A recent assessment by EIA of the implementation of the U.S.-Peru Free Trade Agreement found that the implementation of the commitments made by both countries to rout out this illegal trade is still weak and ineffective. Some Peruvian government officials and institutions are doing urgent work of identifying illegal logging and the actors responsible, but exports of illegally logged timber clearly continue, and known criminal actors simply operate under different company names. Criminal—not just administrative— sanctions are required to effectively deter these infractions. These actors need to be held accountable when violations are identified, and the Peruvian forest sector needs to be able to incorporate the field data in a timely fashion in order to stop the illegal timber before it leaves the country. The U.S.-Peru FTA must be fully implemented, particularly its special provisions intended to stop the trade on illegal timber. If the U.S. authorities had properly followed up on all the data provided in 2012 in EIA’s The Laundering Machine report and related submission requesting an official investigation, they would have been able to prevent these same actors that were found to be exporting illegal timber in 2012 from doing so in 2015.

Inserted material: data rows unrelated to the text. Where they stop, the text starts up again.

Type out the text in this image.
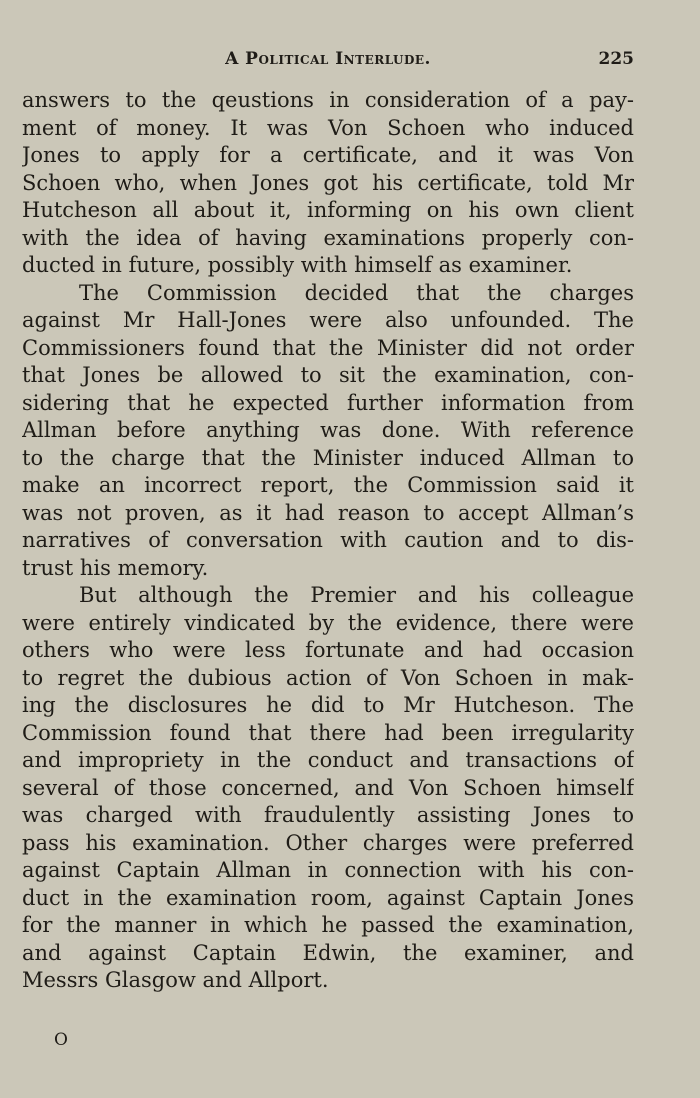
A Political Interlude.	225
answers to the qeustions in consideration of a pay-
ment of money. It was Von Schoen who induced
Jones to apply for a certificate, and it was Von
Schoen who, when Jones got his certificate, told Mr
Hutcheson all about it, informing on his own client
with the idea of having examinations properly con-
ducted in future, possibly with himself as examiner.
The Commission decided that the charges
against Mr Hall-Jones were also unfounded. The
Commissioners found that the Minister did not order
that Jones be allowed to sit the examination, con-
sidering that he expected further information from
Allman before anything was done. With reference
to the charge that the Minister induced Allman to
make an incorrect report, the Commission said it
was not proven, as it had reason to accept Allman’s
narratives of conversation with caution and to dis-
trust his memory.
But although the Premier and his colleague
were entirely vindicated by the evidence, there were
others who were less fortunate and had occasion
to regret the dubious action of Von Schoen in mak-
ing the disclosures he did to Mr Hutcheson. The
Commission found that there had been irregularity
and impropriety in the conduct and transactions of
several of those concerned, and Von Schoen himself
was charged with fraudulently assisting Jones to
pass his examination. Other charges were preferred
against Captain Allman in connection with his con-
duct in the examination room, against Captain Jones
for the manner in which he passed the examination,
and against Captain Edwin, the examiner, and
Messrs Glasgow and Allport.
O
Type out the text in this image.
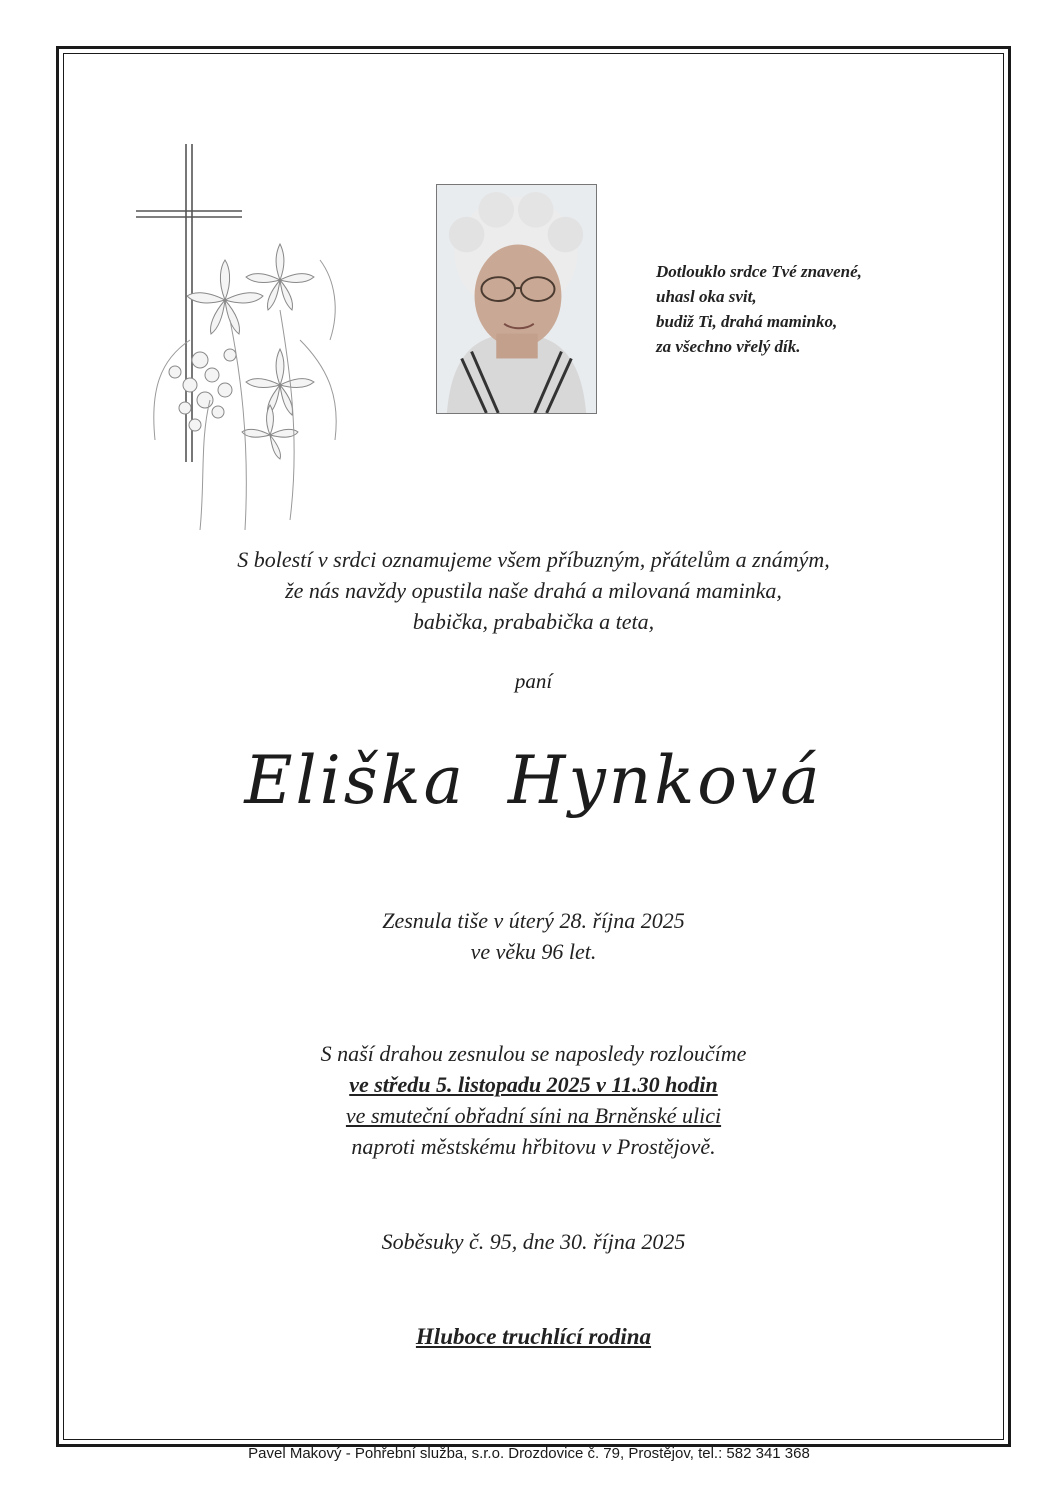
Dotlouklo srdce Tvé znavené,
uhasl oka svit,
budiž Ti, drahá maminko,
za všechno vřelý dík.
S bolestí v srdci oznamujeme všem příbuzným, přátelům a známým,
že nás navždy opustila naše drahá a milovaná maminka,
babička, prababička a teta,
paní
Eliška Hynková
Zesnula tiše v úterý 28. října 2025
ve věku 96 let.
S naší drahou zesnulou se naposledy rozloučíme
ve středu 5. listopadu 2025 v 11.30 hodin
ve smuteční obřadní síni na Brněnské ulici
naproti městskému hřbitovu v Prostějově.
Soběsuky č. 95, dne 30. října 2025
Hluboce truchlící rodina
Pavel Makový - Pohřební služba, s.r.o. Drozdovice č. 79, Prostějov, tel.: 582 341 368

For example, the Peruvian government’s successful “Operativo Amazonas” operation demonstrated the enforcement value of requiring exporters to include documentation about the point of harvest of the timber in their export records. Peruvian authorities were able to ascertain information about the location of harvest during this special operation, but it is not yet required by Peruvian law for exporters to provide this information prior to export. Doing so will assist Peruvian and American businesses and authorities in verifying the legality of the timber.

Erik Fischer, in his role as the President of the timber chapter at the Association of Peruvian Exporters (ADEX), puts the blame on the corrupt authorities that facilitate timber laundering, saying, “The government authorities are the ones who shouldn't be lawbreakers." He continues, “The first link is an official in the regional office who makes this ‘bad’ wood seem legal…. Don’t tell me you’ve found a load of illegal wood. Tell me the official who authorized the shipment.” While Mr. Fischer rightly notes the importance of routing out corruption, private actors making corrupt payments and profiting from the illegal trade are not blameless. Fischer said he hopes the owners of Inversiones La Oroza can justify their actions, but falls short of calling for any real accountability for illegal actors. He said, “But I also want to be fair and say, what’s the alternative? That every time someone buys wood, one has to enter into the Amazon and certify each tree to see where it came from?” OSINFOR, the Peruvian authority responsible for going to the field to verify the legality of harvesting operations, has invited ADEX to check the legality of their timber suppliers with OSINFOR’s database. ADEX would be wise to take advantage of this offer, or else risk continued access to markets with laws prohibiting the import of illegally sourced timber.

Notably, Fischer is also a high level executive at Maderera Bozovich, one of the largest timber exporters in Peru with subsidiaries in the United States and Mexico, that was identified as exporting illegally logged timber in The Laundering Machine.

While the Peruvian and the U.S. governments have both recognized the necessity of addressing this ongoing crisis, both governments need to do more. As a consumer and therefore financier of this trade, the United States bears a particular responsibility to act. The Lacey Act must be fully implemented and enforced with the required resources and political support to stop the illegal timber coming from Peru. Illegal timber has been entering the United States from Peru for years now and it is time to take clear action to arrest this trade, sending a clear signal to exporters in Peru that the status quo will no longer be tolerated.

Footnotes

1 Oroza Wood SAC Peruvian government SUNARP file 11010017, owners: Luis Angel Ascencio Jurado and Gustavo Angel Ascencio Jurado; and, Inversiones La Oroza SRL Peruvian government SUNARP file 11009316, owners: Luis Angel Ascencio Jurado and Ruth Antonia Ascencio Jurado.

2 EIA. The Laundering Machine. 2012. Page 44.

3 The World Bank. Justice for Forests. 2012.